We will soon wrap up FY13. What insights can you share about the state of the City at this time?
The state of the City is good. We are financially strong. We feel like we’ve had a strong recovery from the dips we experienced in 2008 and 2009. In particular, our commercial base is doing exceedingly well. We want to do everything possible to keep the Hoover climate very receptive and friendly to commercial growth.
How is the City doing in making its promise to boost utilization of the Hoover Met?
Utilization is always a problem at any stadium. What do you do when your baseball team is out of town, and what do you do when your season is over? We’re focused on driving as much utilization as we can.
The Freedom Fest we held this past summer was a tremendous success with the crowd at capacity. This is an event we plan to continue. We’ve also hosted the 7-on-7 football event, which was a success. Attendance for that event filled up a lot of hotels in the area. And of course this fall, the Bucs are playing their home games there.
We’re also finding success booking corporate events at the venue. Protective Life is among those who have already booked the space.
One area for potential growth is to pick up groups that want display space. We’d love to attract trade shows, especially now that the Pelham Civic Center will have limited display area given the extension of their ice-related activities. I wouldn’t be surprised if there wasn’t an expansion for meeting and event space at the Met in the future. There have been drawings done and talk of making it more into a mini-convention center. There is a lot of roof space out there, and it wouldn’t take much for there to be quite a bit more.
There are a lot of people who want specialty presentation shows, but they want to invite more like a crowd of 500 people out to the Met for lunch and demonstrate their products.
What are you most looking forward to within the City of Hoover this autumn?
There are so many wonderful developments and events happening right now in our city. From a roadwork standpoint, I know other residents will share my joy to see the extension open at Chapel Lane.
That should happen in early September, which will be of great benefit in reducing traffic on 31 and gaining easier access to the Patton Creek/Galleria corner of Highway 150.
I’m also looking forward to welcoming Governor Bentley as the keynote speaker at this month’s Chamber of Commerce luncheon, and I hope many of our residents will make plans to attend.

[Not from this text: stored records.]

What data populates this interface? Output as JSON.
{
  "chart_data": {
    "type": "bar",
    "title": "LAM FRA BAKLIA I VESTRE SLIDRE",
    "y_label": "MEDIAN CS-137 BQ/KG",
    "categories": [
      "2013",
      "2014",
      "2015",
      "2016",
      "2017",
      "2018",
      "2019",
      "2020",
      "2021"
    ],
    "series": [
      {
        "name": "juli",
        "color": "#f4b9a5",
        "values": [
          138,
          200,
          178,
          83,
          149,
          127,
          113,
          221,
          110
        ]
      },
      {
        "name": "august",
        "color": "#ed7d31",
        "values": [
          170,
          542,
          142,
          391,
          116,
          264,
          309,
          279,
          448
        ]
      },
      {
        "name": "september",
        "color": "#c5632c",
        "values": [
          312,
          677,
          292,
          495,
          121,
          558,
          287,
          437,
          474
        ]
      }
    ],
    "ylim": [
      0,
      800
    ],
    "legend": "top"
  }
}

Speaking of economic development, the Lorna Road corridor is seeing improvement. While it’s a work in progress, there is some nice revitalization already taking place. The addition of Bargain Hunt is exciting. It’s a good fit for this old space that could not be used by a grocery store. And of course the recent opening of the Walmart Neighborhood Market as a lead tenant in that area is outstanding. It should lead to further commercialization.
Look at the YMCA on Shades Crest. It is just booming – it’s one of the most successful in the country. What a beautiful utilization of an old grocery store. I say that because that has been one of the problems we’ve had during the last five-year period: “What do you do with a closed grocery store?” Hoover Tactical is another excellent example of where a grocery store (Bruno’s) formerly stood.
And I would be remiss not to mention our Veterans Week festivities, coming up later this fall. That committee has a lot of people who are actively involved, and the preparation that goes into these events is just exceptional. It’s front of mind for me right now as I prepare to welcome home my son, who is returning from his service as an Army Captain stationed in Korea.
What might readers by surprised to learn about you?
My roots in Hoover run deep. When I was a sophomore in college, Tommy Hoover and I were fraternity brothers at Samford. In 1967, I became eligible to sell insurance and worked in that capacity for Mr. Hoover.
At that time, the area’s population was less than 400. We voted to form the City, and the biggest problem at that time was what we would call it. Half wanted to call it Green Valley and half wanted to call it Hoover. We hired the City’s first full-time fireman, Mr. Wally Peek, who kept a fire station behind Green Valley and Employer’s Insurance. We also hired the City’s first policeman, Mr. Oscar Davis.
I am also a huge football fan, but instead of claiming Auburn or Alabama, I’m a fan of Army football. My son, a former team captain (’02) for the Hoover Bucs, went on to play nose tackle and defensive end for the Army. He is one of five. My wife and I are blessed with each of them, and the 15 grandchildren they have given us.